Since then, both the conventional media and the social media has been a washed with different reactions; a development that prompted the Director-General of National Orientation Agency (NOA) as well as the Coordinator of the National Information Centre, Mr Mike Omeri to quickly set the records straight. He said: “The request was made because the military needs to re-stock. All countries do it and it is not for the Nigerian government to go and collect cash from somebody. It is a long term arrangement which most super powers of the world including the United States have exploited”. “This long process to be put together by the Federal Government is to ensure that there is transparency in it and that it is used for the purpose it is meant for. The loan is not just to fight Boko Haram but to re-stock the Armed Forces.”
Before now, Nigerians have been emphasising on the need to increase our military personnel and armament so as to be able to confront and defeat the security challenge posed by the menace of insurgency.
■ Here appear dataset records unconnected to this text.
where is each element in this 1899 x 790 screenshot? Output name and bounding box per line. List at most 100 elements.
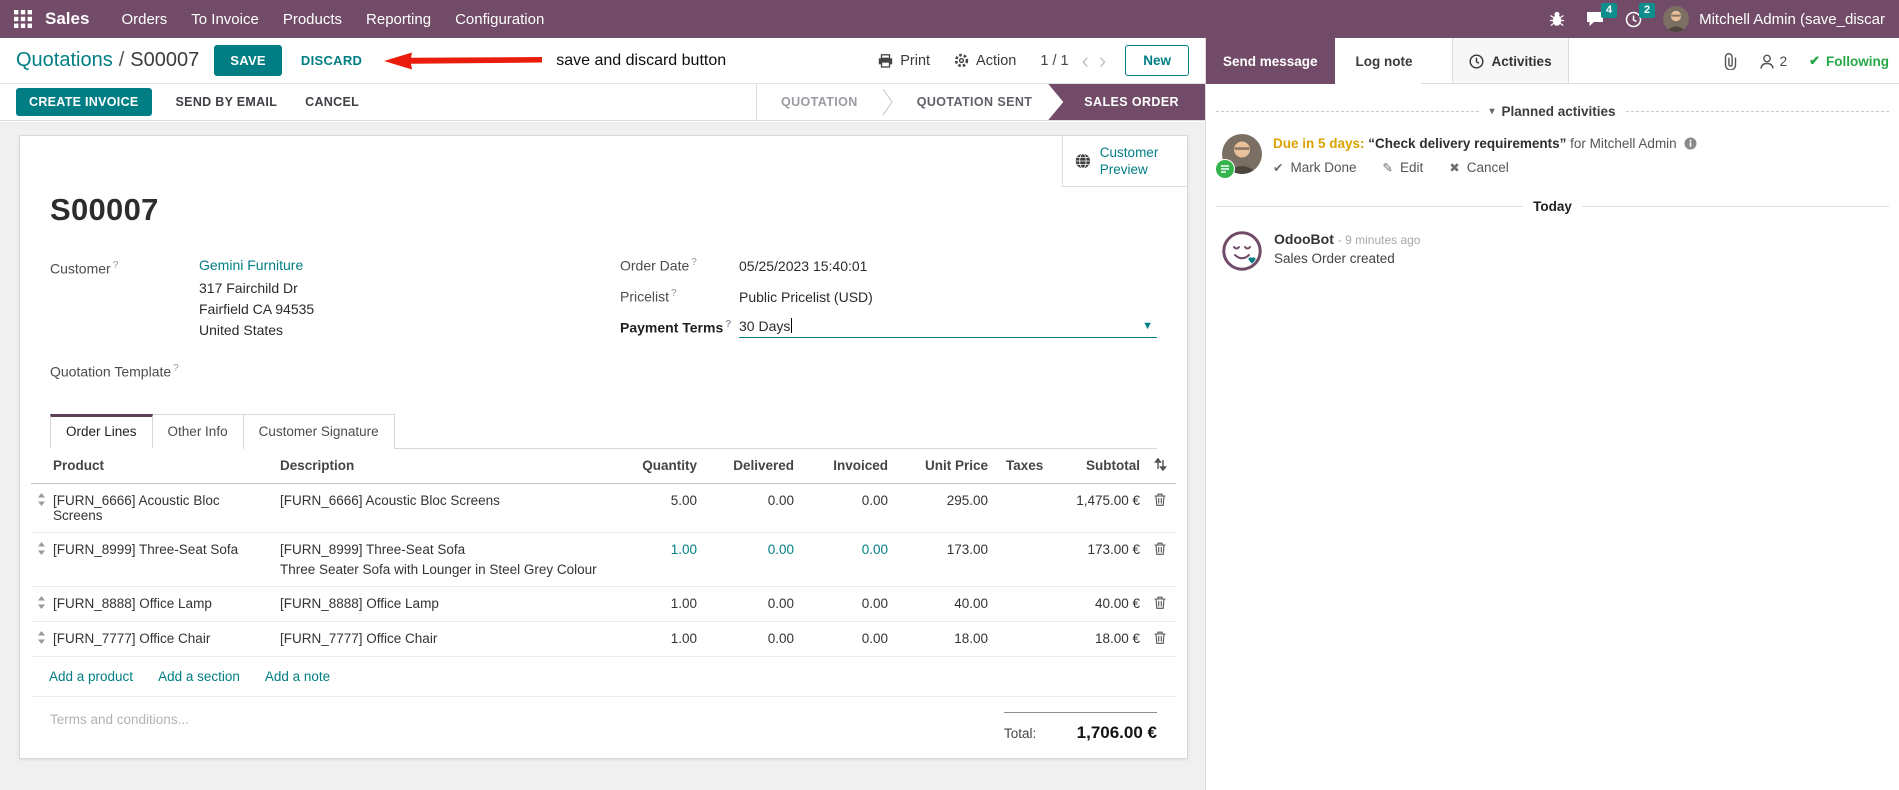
planned-activities-toggle[interactable]: ▾ Planned activities <box>1489 104 1615 119</box>
cell-delivered[interactable]: 0.00 <box>701 484 798 517</box>
stage-chevron-icon <box>882 87 893 117</box>
quotation-template-field[interactable]: Quotation Template? <box>50 358 620 383</box>
drag-handle-icon[interactable] <box>31 484 49 518</box>
menu-configuration[interactable]: Configuration <box>443 2 556 37</box>
add-a-section-link[interactable]: Add a section <box>158 669 240 684</box>
add-a-note-link[interactable]: Add a note <box>265 669 330 684</box>
form-background: Customer Preview S00007 Customer? Gemini… <box>0 122 1205 790</box>
user-menu[interactable]: Mitchell Admin (save_discar <box>1699 11 1885 28</box>
cell-product[interactable]: [FURN_6666] Acoustic Bloc Screens <box>49 484 276 532</box>
customer-preview-label: Customer Preview <box>1099 145 1159 177</box>
payment-terms-input[interactable]: 30 Days ▼ <box>739 318 1157 338</box>
stage-sales-order[interactable]: SALES ORDER <box>1048 84 1205 120</box>
cell-delivered[interactable]: 0.00 <box>701 533 798 566</box>
followers-button[interactable]: 2 <box>1759 54 1787 69</box>
following-button[interactable]: ✔ Following <box>1809 53 1889 69</box>
cell-quantity[interactable]: 1.00 <box>616 587 701 620</box>
cell-unit-price[interactable]: 295.00 <box>892 484 992 517</box>
cancel-activity-button[interactable]: ✖ Cancel <box>1449 160 1509 175</box>
clock-icon <box>1469 53 1484 69</box>
drag-handle-icon[interactable] <box>31 622 49 656</box>
chatter-topbar: Send message Log note Activities 2 ✔ Fol… <box>1206 38 1899 84</box>
send-message-button[interactable]: Send message <box>1206 38 1335 84</box>
cell-taxes[interactable] <box>992 622 1047 640</box>
add-a-product-link[interactable]: Add a product <box>49 669 133 684</box>
cell-description[interactable]: [FURN_6666] Acoustic Bloc Screens <box>276 484 616 517</box>
delete-line-icon[interactable] <box>1144 622 1176 656</box>
tab-customer-signature[interactable]: Customer Signature <box>243 413 395 449</box>
delete-line-icon[interactable] <box>1144 484 1176 518</box>
print-button[interactable]: Print <box>878 53 930 69</box>
cell-quantity[interactable]: 5.00 <box>616 484 701 517</box>
cancel-button[interactable]: CANCEL <box>295 88 369 116</box>
cell-invoiced[interactable]: 0.00 <box>798 484 892 517</box>
edit-activity-button[interactable]: ✎ Edit <box>1383 160 1424 175</box>
create-invoice-button[interactable]: CREATE INVOICE <box>16 88 152 116</box>
cell-subtotal: 173.00 € <box>1087 541 1140 557</box>
info-icon[interactable] <box>1684 137 1697 150</box>
cell-description[interactable]: [FURN_7777] Office Chair <box>276 622 616 655</box>
discard-button[interactable]: DISCARD <box>295 46 368 75</box>
order-date-field: Order Date? 05/25/2023 15:40:01 <box>620 255 1157 276</box>
cell-unit-price[interactable]: 173.00 <box>892 533 992 566</box>
breadcrumb-quotations-link[interactable]: Quotations <box>16 49 113 71</box>
mark-done-button[interactable]: ✔ Mark Done <box>1273 160 1357 175</box>
pager-next-icon[interactable]: › <box>1094 49 1111 72</box>
action-button[interactable]: Action <box>954 53 1016 69</box>
pricelist-value[interactable]: Public Pricelist (USD) <box>739 289 873 305</box>
terms-and-conditions-placeholder[interactable]: Terms and conditions... <box>50 712 189 727</box>
debug-bug-icon[interactable] <box>1549 11 1565 27</box>
cell-product[interactable]: [FURN_8999] Three-Seat Sofa <box>49 533 276 566</box>
tab-other-info[interactable]: Other Info <box>152 413 244 449</box>
cell-taxes[interactable] <box>992 587 1047 605</box>
delete-line-icon[interactable] <box>1144 587 1176 621</box>
cell-delivered[interactable]: 0.00 <box>701 622 798 655</box>
cell-taxes[interactable] <box>992 533 1047 551</box>
activities-clock-icon[interactable]: 2 <box>1625 2 1656 28</box>
cell-invoiced[interactable]: 0.00 <box>798 533 892 566</box>
cell-taxes[interactable] <box>992 484 1047 502</box>
order-date-value[interactable]: 05/25/2023 15:40:01 <box>739 258 867 274</box>
cell-invoiced[interactable]: 0.00 <box>798 622 892 655</box>
menu-orders[interactable]: Orders <box>109 2 179 37</box>
customer-preview-button[interactable]: Customer Preview <box>1062 136 1187 187</box>
customer-field: Customer? Gemini Furniture 317 Fairchild… <box>50 255 620 341</box>
optional-columns-icon[interactable] <box>1144 449 1176 483</box>
cell-quantity[interactable]: 1.00 <box>616 533 701 566</box>
cell-description[interactable]: [FURN_8999] Three-Seat Sofa Three Seater… <box>276 533 616 586</box>
cell-invoiced[interactable]: 0.00 <box>798 587 892 620</box>
menu-reporting[interactable]: Reporting <box>354 2 443 37</box>
messages-icon[interactable]: 4 <box>1586 3 1618 27</box>
attachment-paperclip-icon[interactable] <box>1723 52 1738 70</box>
order-lines-footer-links: Add a product Add a section Add a note <box>31 657 1176 697</box>
menu-products[interactable]: Products <box>271 2 354 37</box>
delete-line-icon[interactable] <box>1144 533 1176 567</box>
cell-description[interactable]: [FURN_8888] Office Lamp <box>276 587 616 620</box>
log-note-button[interactable]: Log note <box>1339 38 1430 84</box>
cell-unit-price[interactable]: 40.00 <box>892 587 992 620</box>
apps-grid-icon[interactable] <box>14 10 32 28</box>
cell-unit-price[interactable]: 18.00 <box>892 622 992 655</box>
dropdown-caret-icon[interactable]: ▼ <box>1142 320 1157 332</box>
stage-quotation[interactable]: QUOTATION <box>757 84 882 120</box>
drag-handle-icon[interactable] <box>31 533 49 567</box>
new-button[interactable]: New <box>1125 45 1189 76</box>
tab-order-lines[interactable]: Order Lines <box>50 413 153 449</box>
customer-link[interactable]: Gemini Furniture <box>199 255 303 276</box>
message-author[interactable]: OdooBot <box>1274 231 1334 247</box>
activities-tab[interactable]: Activities <box>1451 38 1569 84</box>
save-button[interactable]: SAVE <box>214 45 282 76</box>
stage-quotation-sent[interactable]: QUOTATION SENT <box>893 84 1049 120</box>
drag-handle-icon[interactable] <box>31 587 49 621</box>
app-name[interactable]: Sales <box>45 9 89 29</box>
cell-product[interactable]: [FURN_7777] Office Chair <box>49 622 276 655</box>
cell-quantity[interactable]: 1.00 <box>616 622 701 655</box>
form-sheet: Customer Preview S00007 Customer? Gemini… <box>19 135 1188 759</box>
user-avatar[interactable] <box>1663 6 1690 32</box>
send-by-email-button[interactable]: SEND BY EMAIL <box>166 88 288 116</box>
pager-previous-icon[interactable]: ‹ <box>1077 49 1094 72</box>
cell-product[interactable]: [FURN_8888] Office Lamp <box>49 587 276 620</box>
menu-to-invoice[interactable]: To Invoice <box>179 2 271 37</box>
mark-done-check-icon: ✔ <box>1273 161 1284 175</box>
cell-delivered[interactable]: 0.00 <box>701 587 798 620</box>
For example, Sam Nda-Isaiah in one of his weekly commentaries in Leadership Newspaper has this to say “For decades, Nigeria has maintained a police force of 370,000 personnel. This is shameful for a country of 173 million people. For a start, we must immediately increase the nation’s police strength to a minimum of 1, 000, 000 personnel. Ultimately, Nigeria will need 4, 000, 000 well trained and well-armed police officers. And these must be recruited from Nigeria’s teeming unemployed graduates”.
While still emphasizing the need to increase our military strength, MrNda-Isaiah re-echoed what President Jonathan had earlier revealed in one of his official functions about our military strength. He said “In 1969, at the height of the civil war, Nigeria with a population of 56.1 million had 250, 000 soldiers.” But now, what do we have? We have 100, 000 soldiers with a population of about 173 million; and the President has asked the National Assembly to approve $1 billion plan to get credit to execute the on-going military campaign, some Nigerians are raising their eyebrows on the matter, even when it is glaring that our defence sector needs more personnel, money, training and procurement of more modern military hardware so as to confront the unfolding security challenges terrorism and its allies presents!
As we can see, the nature and pattern of warfare have changed globally; unlike in the past where the army was fighting a known and a visible enemy, what confronts us now is a travesty of the past! We are facing terrorist organisations whose main objective is to disorganise, humiliate and destroy lives and properties using guerrilla tactics. So, we can see that the use of Armoured Personnel Carrier and other combatant military hardware are obsolete! Hence, as realities change, we must assess such realities and make amends to get the desired results. This is why more advanced countries spend their huge budgets on new technologies as well as training personnel in line with the new trend. For example, the Obama Administration made a departure from the usual way of fighting war by investing heavily on intelligence gathering as well as acquisition and use of unmanned aircrafts known as drones. That is why the US Army can cause confusion in the camps of the
Taliban in Afghanistan or the camps of Hezbollah in Lebanon without boots on ground.
Funny enough, Nigerians have been calling for intelligence gathering in fighting insurgency, but here comes a President that has heeded their calls by asking the National Assembly to approve the $1 billion plan for the exercise, yet some are criticising the move.
Besides, why the President asked the National Assembly for the approval is because, the need for the expenditure was not captured in the budget. Hence, if the president should re-channel the defence money to the new area, it will amount to something else; so, to avoid situations like that, the President acted right. Therefore, the President being law abiding knows what he is doing and why he is doing it. Instead of chastising him, we should join him in his altruistic efforts to dislodge, disorganise, dismantle and defeat the enemies of our peace and freedom by asking the National Assembly to approve the $1 billion plan.